谷:ゴールの見えない真っ暗なトンネルにいるような気持ちでしたね。「学校に戻って、普通の生活を送るんだ」ということだけを目標にしていたんですが、そのかすかな光も見失いそうになるほどでした。でも、いい出会いもあったんです。私が入院していたのは、整形外科と脳外科のフロアで、ほかのフロアより患者の年齢が比較的若く、同室の30代の方が私のことを妹のように気にかけてくださいました。その方は私と違って、取り除けない種類のがんを患っていて、私以上に苦しいはずなのに、「絶対治そうね」って、いつも明るく励ましてくれました。
金丸:それは救われますね。
谷:「みんな本当に生きたいし、治したいと思っている。自分だけが逃げちゃだめだ」と思いましたね。幸いなことに抗がん剤がちゃんと効いて、足首の痛みが消えました。すると今度は「本当に切らなきゃいけないのか」という葛藤が出てきて。

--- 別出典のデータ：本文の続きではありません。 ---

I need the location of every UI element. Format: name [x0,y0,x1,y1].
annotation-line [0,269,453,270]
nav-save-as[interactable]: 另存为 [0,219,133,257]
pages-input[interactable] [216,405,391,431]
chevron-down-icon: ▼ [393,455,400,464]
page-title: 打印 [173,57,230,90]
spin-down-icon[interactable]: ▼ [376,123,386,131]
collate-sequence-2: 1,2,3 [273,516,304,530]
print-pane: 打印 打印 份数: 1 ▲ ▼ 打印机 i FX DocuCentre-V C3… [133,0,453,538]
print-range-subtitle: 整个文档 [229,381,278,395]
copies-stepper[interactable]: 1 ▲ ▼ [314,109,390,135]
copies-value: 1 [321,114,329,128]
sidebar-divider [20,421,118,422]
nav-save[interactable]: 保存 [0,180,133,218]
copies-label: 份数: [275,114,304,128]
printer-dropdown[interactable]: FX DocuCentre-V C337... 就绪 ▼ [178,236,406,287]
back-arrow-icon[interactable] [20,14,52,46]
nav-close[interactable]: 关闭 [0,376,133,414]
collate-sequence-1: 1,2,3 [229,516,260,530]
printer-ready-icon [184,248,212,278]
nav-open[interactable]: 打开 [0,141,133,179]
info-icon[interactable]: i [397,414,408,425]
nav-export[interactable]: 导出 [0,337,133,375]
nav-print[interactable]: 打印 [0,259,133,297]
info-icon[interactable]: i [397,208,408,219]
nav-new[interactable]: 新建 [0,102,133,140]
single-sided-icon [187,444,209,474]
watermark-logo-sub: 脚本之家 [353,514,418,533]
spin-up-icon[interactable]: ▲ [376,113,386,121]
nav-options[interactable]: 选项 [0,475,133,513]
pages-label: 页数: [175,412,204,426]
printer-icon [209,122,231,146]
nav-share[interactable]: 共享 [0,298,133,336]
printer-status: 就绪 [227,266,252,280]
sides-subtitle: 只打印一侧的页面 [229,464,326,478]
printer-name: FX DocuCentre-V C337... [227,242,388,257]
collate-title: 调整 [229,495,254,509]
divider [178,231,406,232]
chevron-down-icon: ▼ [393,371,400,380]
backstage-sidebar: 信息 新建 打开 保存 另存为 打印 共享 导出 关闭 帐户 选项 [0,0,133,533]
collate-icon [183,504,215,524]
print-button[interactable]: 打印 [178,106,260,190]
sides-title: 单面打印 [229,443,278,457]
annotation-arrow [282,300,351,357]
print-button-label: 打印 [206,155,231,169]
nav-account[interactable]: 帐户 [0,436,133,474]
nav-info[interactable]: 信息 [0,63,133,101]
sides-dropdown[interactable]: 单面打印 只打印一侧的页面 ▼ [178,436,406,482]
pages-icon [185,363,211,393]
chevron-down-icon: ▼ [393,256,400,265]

金丸:なるほど。痛くないのに切断する必要があるのかと。
谷:だから手術の10日前、先生と直接話す機会をもらいました。「気持ちはわかるけど、今手術をしなかったら、あと1年半しか生きられません」とおっしゃるので、「先生のお子さんが同じ状況でも、切断を選択しますか?」と尋ねると、「そうするよ。命が大切だから」と。この言葉を聞いて、「これが最善の方法なんだ」と納得しました。なので手術の日も、穏やかな気持ちで迎えることができました。